From the beginning until 1945
Not having access to television, people living in the first half of the 20th century relied on documentary films screened in cinemas as their window on events around the world. Demand for reliable and animated sources of information was so great that dedicated cinemas started up specialized in the genre. Films screened here and all moving images made with a non-fiction purpose in mind are today among the most valuable and popular documents with a capacity to accurately evoke the daily events of rapid historical change from the past century. Unfortunately, much has been lost, with the greatest gaps being products from the early decades, while copies of many of the documentary recordings of World War II are only now being added to the archive.
Documentary films as a genre became more commonly produced from the 1920s-30s. Very few documentaries on Hungarian subjects (which literature of the day termed documentary recordings or factual films) have survived from the earliest period. The very oldest historical recordings preserved in our archive – including, for example, processions in the Millennium celebrations of 1896, the coronation of the last Hungarian king, Charles IV, or the return of the ashes of Ferenc Rákóczi – are among the most revered pieces in the national film collection. Newsreels starting in the 1910s also gave impetus to the establishment and differentiation of non-fictional genres. Non-fiction, educational works, known as ‘culture films’ in the period prior to the outbreak of World War II, also represent an interesting field of documentary films. The approximately 1200 items of Hungarian non-fiction films that come to us from the first half of the 20th century cover documentary films that have survived in their entirety, in fragments, rushes used as working footage, as well as yet unidentified frames.

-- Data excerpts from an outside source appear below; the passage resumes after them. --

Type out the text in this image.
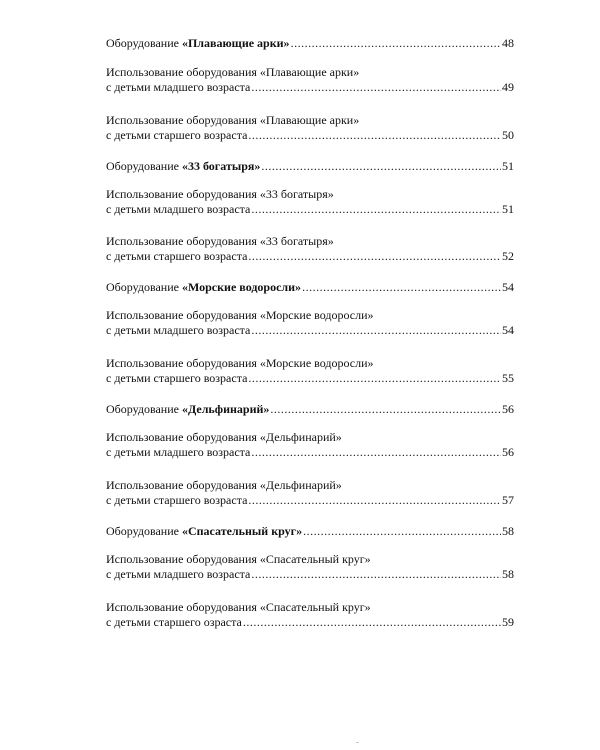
Оборудование «Плавающие арки» .....	48
Использование оборудования «Плавающие арки»
с детьми младшего возраста .....	49
Использование оборудования «Плавающие арки»
с детьми старшего возраста .....	50
Оборудование «33 богатыря» .....	51
Использование оборудования «33 богатыря»
с детьми младшего возраста .....	51
Использование оборудования «33 богатыря»
с детьми старшего возраста .....	52
Оборудование «Морские водоросли» .....	54
Использование оборудования «Морские водоросли»
с детьми младшего возраста .....	54
Использование оборудования «Морские водоросли»
с детьми старшего возраста .....	55
Оборудование «Дельфинарий» .....	56
Использование оборудования «Дельфинарий»
с детьми младшего возраста .....	56
Использование оборудования «Дельфинарий»
с детьми старшего возраста .....	57
Оборудование «Спасательный круг» .....	58
Использование оборудования «Спасательный круг»
с детьми младшего возраста .....	58
Использование оборудования «Спасательный круг»
с детьми старшего озраста .....	59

The mapping of the age of silent films is incomplete the world over, thus we only know about documentary films made in Hungary from partial documentation and what films that have survived, frequently in a fragmentary state, tell us about themselves and the circumstances in which they were made. The systematic collection concentrated in a single place of movie material produced by various production companies started in 1949, thus only a thin slice of them weathered the two global conflicts.

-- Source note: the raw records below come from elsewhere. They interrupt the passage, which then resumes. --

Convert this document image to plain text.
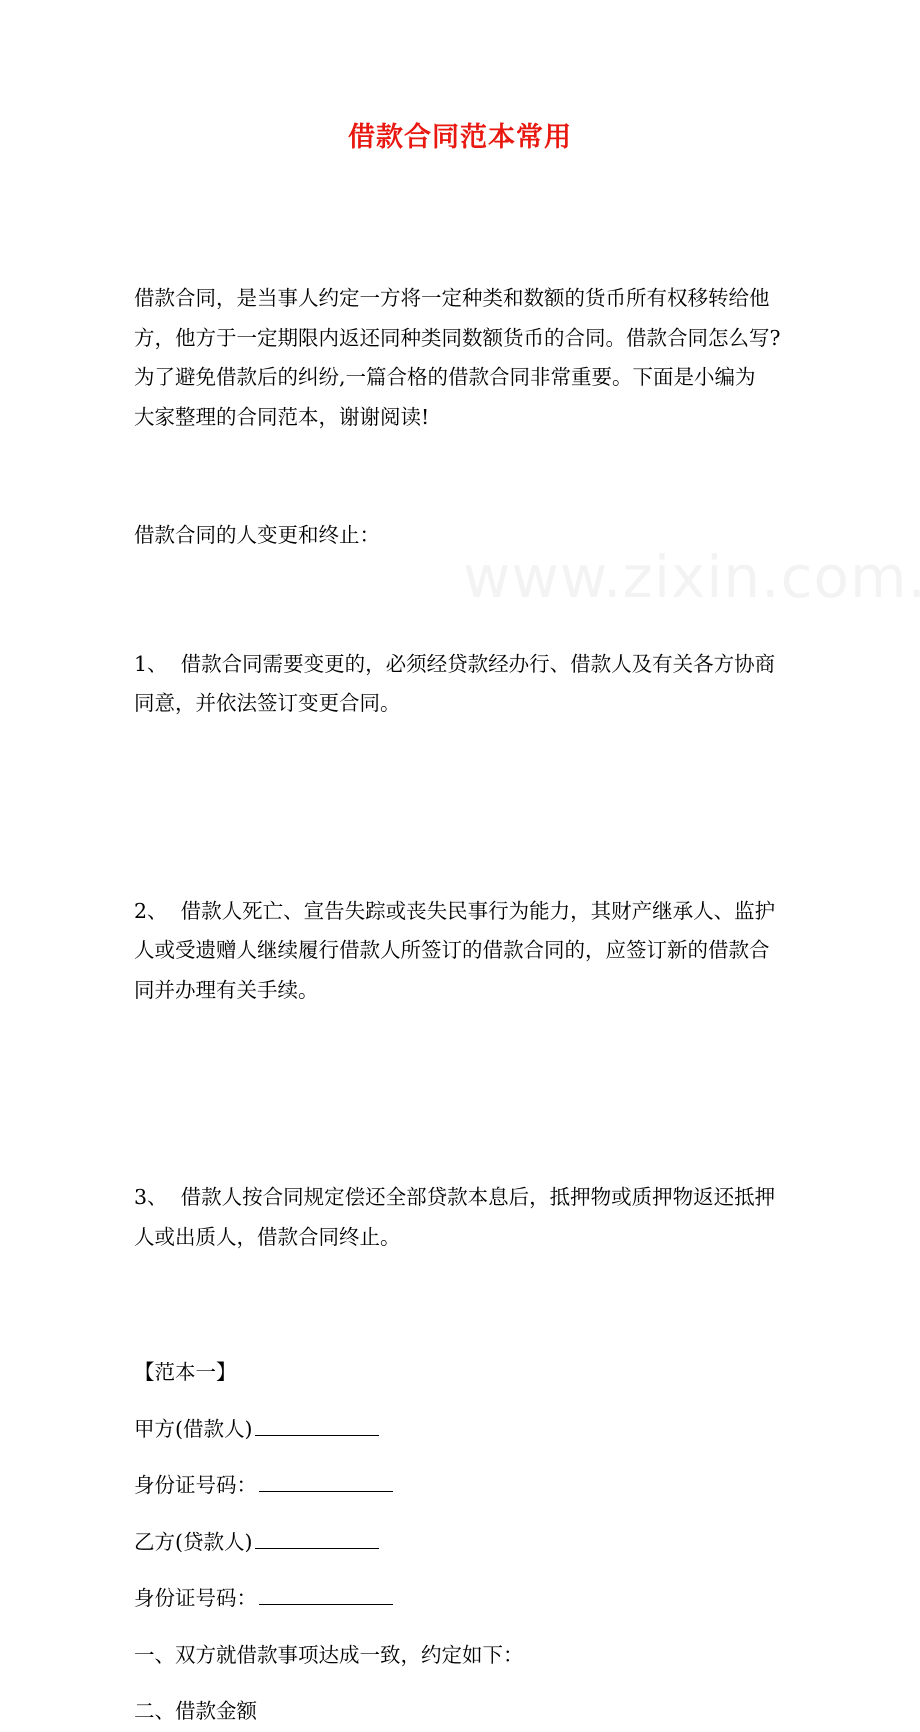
借款合同范本常用

借款合同，是当事人约定一方将一定种类和数额的货币所有权移转给他
方，他方于一定期限内返还同种类同数额货币的合同。借款合同怎么写?
为了避免借款后的纠纷,一篇合格的借款合同非常重要。下面是小编为
大家整理的合同范本，谢谢阅读!

借款合同的人变更和终止：

1、  借款合同需要变更的，必须经贷款经办行、借款人及有关各方协商
同意，并依法签订变更合同。

2、  借款人死亡、宣告失踪或丧失民事行为能力，其财产继承人、监护
人或受遗赠人继续履行借款人所签订的借款合同的，应签订新的借款合
同并办理有关手续。

3、  借款人按合同规定偿还全部贷款本息后，抵押物或质押物返还抵押
人或出质人，借款合同终止。

【范本一】

甲方(借款人)

身份证号码：

乙方(贷款人)

身份证号码：

一、双方就借款事项达成一致，约定如下：

二、借款金额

The preservation and salvage of our film material dating from the first two decades of the 20th century is highly demanding work. The majority of films are, given their age, virtually unique, irreplaceable works, yet these are the very recordings that demand the most attentive restoration. The two great newsreels forming the core of the collection, Az Est Filmek and Vörös Riport Filmek, have already been restored. The fruit of several decades of persistent research and conservation work means that we have now reached the point where all our pre-1920 documentary films can be found in the archive as carefully prepared copies on safety, that is, non-flammable, film. The transfer of other pre-war film to safety material is ongoing.